The ReduceNode can be used to traverse children, inspect their types, and construct the result expression.

Return Ok(None) if no reduction is possible.

Source

fn simplify( &self, options: &Self::Options, expr: &Expression, ctx: &dyn SimplifyCtx, ) -> VortexResult<Option<Expression>>

Simplify the expression if possible.

Source

fn simplify_untyped( &self, options: &Self::Options, expr: &Expression, ) -> VortexResult<Option<Expression>>

Simplify the expression if possible, without type information.

Source

fn stat_falsification( &self, options: &Self::Options, expr: &Expression, catalog: &dyn StatsCatalog, ) -> Option<Expression>

Source

fn stat_expression( &self, options: &Self::Options, expr: &Expression, stat: Stat, catalog: &dyn StatsCatalog, ) -> Option<Expression>

Source

fn validity( &self, options: &Self::Options, expression: &Expression, ) -> VortexResult<Option<Expression>>

Returns an expression that evaluates to the validity of the result of this expression.

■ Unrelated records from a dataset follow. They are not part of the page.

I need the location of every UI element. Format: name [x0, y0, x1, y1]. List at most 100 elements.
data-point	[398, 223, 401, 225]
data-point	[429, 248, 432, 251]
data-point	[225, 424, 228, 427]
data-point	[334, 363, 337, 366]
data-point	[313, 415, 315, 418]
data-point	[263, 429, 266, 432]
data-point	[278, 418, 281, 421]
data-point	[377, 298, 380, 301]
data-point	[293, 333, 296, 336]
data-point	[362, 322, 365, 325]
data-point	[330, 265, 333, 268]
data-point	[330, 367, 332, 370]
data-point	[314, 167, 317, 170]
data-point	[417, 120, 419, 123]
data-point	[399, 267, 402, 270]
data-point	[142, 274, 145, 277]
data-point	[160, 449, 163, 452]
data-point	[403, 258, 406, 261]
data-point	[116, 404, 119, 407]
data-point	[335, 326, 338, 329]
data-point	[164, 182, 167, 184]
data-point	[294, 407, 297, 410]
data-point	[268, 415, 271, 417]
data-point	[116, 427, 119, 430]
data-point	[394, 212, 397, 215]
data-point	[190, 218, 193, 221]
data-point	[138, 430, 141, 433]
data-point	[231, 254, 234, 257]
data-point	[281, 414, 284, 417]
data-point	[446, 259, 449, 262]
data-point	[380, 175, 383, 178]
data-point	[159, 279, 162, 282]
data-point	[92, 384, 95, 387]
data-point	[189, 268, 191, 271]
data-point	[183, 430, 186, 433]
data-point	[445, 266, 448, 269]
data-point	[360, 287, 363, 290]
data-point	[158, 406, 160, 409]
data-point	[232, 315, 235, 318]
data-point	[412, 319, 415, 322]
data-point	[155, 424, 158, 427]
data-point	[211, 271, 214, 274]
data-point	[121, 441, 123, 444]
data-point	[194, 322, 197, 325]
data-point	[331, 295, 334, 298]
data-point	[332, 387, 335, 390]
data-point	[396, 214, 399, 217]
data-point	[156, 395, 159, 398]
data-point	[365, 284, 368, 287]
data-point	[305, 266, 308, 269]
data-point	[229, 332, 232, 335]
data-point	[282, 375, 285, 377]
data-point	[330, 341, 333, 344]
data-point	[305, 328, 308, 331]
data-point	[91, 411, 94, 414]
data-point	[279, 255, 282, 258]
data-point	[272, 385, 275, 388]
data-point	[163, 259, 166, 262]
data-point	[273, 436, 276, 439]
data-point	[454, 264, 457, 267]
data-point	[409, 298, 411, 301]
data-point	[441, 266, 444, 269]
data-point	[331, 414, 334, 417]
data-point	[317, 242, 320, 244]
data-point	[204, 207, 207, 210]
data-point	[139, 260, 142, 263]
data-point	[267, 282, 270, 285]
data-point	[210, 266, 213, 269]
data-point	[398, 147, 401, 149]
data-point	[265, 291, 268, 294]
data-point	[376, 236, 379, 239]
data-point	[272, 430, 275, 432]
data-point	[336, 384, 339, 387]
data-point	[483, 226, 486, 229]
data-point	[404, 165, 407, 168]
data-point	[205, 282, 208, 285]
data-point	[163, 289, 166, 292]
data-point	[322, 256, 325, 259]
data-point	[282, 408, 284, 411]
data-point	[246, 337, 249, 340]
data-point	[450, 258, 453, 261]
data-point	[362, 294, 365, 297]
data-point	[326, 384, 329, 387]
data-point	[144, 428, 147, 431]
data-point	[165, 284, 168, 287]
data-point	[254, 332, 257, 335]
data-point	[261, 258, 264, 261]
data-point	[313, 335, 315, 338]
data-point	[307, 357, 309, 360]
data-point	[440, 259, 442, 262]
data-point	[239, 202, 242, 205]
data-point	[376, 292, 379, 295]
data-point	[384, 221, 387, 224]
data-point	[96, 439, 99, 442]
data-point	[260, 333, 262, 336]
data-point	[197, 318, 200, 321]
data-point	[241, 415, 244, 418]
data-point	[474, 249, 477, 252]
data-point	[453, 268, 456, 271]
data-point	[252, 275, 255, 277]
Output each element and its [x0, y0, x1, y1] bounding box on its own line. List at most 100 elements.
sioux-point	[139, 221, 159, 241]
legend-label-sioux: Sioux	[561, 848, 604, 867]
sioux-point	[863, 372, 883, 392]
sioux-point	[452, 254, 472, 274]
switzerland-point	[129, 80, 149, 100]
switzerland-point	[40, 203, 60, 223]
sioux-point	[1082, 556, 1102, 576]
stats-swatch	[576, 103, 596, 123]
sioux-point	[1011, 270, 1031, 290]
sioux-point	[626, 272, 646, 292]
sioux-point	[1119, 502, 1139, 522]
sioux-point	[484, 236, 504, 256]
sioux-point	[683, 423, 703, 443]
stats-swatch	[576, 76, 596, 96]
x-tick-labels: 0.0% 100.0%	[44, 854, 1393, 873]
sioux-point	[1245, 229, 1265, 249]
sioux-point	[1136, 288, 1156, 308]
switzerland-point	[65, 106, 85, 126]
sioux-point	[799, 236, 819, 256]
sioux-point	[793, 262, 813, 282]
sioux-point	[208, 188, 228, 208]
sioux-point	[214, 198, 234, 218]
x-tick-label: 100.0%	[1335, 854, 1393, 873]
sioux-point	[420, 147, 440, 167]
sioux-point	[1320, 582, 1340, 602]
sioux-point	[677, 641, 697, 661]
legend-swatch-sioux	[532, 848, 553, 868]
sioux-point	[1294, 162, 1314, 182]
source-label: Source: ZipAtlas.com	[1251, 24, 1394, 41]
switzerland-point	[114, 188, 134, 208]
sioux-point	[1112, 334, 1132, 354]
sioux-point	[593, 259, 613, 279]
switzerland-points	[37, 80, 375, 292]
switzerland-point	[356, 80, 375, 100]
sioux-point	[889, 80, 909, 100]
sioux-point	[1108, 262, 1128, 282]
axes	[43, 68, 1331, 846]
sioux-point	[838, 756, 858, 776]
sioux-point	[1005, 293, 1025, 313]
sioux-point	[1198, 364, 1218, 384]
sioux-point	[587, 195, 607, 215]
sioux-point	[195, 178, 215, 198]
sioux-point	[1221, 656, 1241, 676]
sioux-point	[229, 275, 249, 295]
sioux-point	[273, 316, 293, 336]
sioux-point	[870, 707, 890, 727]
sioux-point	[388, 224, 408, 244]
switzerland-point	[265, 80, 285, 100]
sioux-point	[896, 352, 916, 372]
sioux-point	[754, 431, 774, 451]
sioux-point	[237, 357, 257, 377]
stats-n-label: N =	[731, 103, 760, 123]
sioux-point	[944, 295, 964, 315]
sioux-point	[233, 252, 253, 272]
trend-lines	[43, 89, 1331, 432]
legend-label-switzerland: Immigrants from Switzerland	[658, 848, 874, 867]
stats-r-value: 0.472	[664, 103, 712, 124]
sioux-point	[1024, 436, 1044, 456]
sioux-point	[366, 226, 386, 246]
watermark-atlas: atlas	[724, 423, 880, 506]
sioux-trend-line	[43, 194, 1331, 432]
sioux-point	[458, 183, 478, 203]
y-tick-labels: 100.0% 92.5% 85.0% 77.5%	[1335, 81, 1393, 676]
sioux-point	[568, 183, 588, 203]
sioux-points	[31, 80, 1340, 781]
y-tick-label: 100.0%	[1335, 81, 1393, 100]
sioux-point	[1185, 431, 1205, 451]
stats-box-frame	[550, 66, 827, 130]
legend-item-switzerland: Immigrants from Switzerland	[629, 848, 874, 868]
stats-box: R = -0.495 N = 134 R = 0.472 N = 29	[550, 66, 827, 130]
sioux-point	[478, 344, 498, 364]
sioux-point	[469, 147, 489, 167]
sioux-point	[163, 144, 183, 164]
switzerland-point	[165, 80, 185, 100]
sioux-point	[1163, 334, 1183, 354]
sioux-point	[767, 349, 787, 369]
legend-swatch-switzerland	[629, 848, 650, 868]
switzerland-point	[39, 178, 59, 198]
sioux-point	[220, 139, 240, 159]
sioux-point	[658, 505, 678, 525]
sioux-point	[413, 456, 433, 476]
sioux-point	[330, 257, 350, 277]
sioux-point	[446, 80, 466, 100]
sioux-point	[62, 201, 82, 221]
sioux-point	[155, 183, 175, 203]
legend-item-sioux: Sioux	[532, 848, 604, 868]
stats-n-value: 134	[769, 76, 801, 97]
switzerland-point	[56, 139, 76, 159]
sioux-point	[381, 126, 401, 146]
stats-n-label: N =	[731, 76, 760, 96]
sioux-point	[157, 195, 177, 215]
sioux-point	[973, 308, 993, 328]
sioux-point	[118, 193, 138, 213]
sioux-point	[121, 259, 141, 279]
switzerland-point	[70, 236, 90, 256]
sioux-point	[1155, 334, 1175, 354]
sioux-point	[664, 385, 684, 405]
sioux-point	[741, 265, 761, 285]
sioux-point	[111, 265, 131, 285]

If a validity expression cannot be constructed, returns None and the expression will be evaluated as normal before extracting the validity mask from the result.

This is essentially a specialized form of a reduce_parent

Source

fn is_null_sensitive(&self, options: &Self::Options) -> bool

Returns whether this expression itself is null-sensitive. Conservatively default to true.

An expression is null-sensitive if it directly operates on null values, such as is_null. Most expressions are not null-sensitive.

The property we are interested in is if the expression (e) distributes over mask. Define a mask(a, m) expression that applies the boolean array m to the validity of the array a.

A unary expression e is not null-sensitive iff forall arrays a and masks m, e(mask(a, m)) == mask(e(a), m).

This can be extended to an n-ary expression.

This method only checks the expression itself, not its children.

Source

fn is_fallible(&self, options: &Self::Options) -> bool

Returns whether this expression is semantically fallible. Conservatively defaults to true.

An expression is semantically fallible if there exists a set of well-typed inputs that causes the expression to produce an error as part of its defined behavior. For example, checked_add is fallible because integer overflow is a domain error, and division is fallible because of division by zero.

This does not include execution errors that are incidental to the implementation, such as canonicalization failures, memory allocation errors, or encoding mismatches. Those can happen to any expression and are not what this method captures.

This property is used by optimizations that speculatively evaluate an expression over values that may not appear in the actual input. For example, pushing a scalar function down to a dictionary’s values array is only safe when the function is infallible or all values are referenced, since a fallible function might error on a value left unreferenced after slicing that would never be encountered during normal evaluation.

Note: this is only applicable to expressions that pass type-checking via ScalarFnVTable::return_dtype.

Dyn Compatibility§

This trait is not dyn compatible.

In older versions of Rust, dyn compatibility was called "object safety", so this trait is not object safe.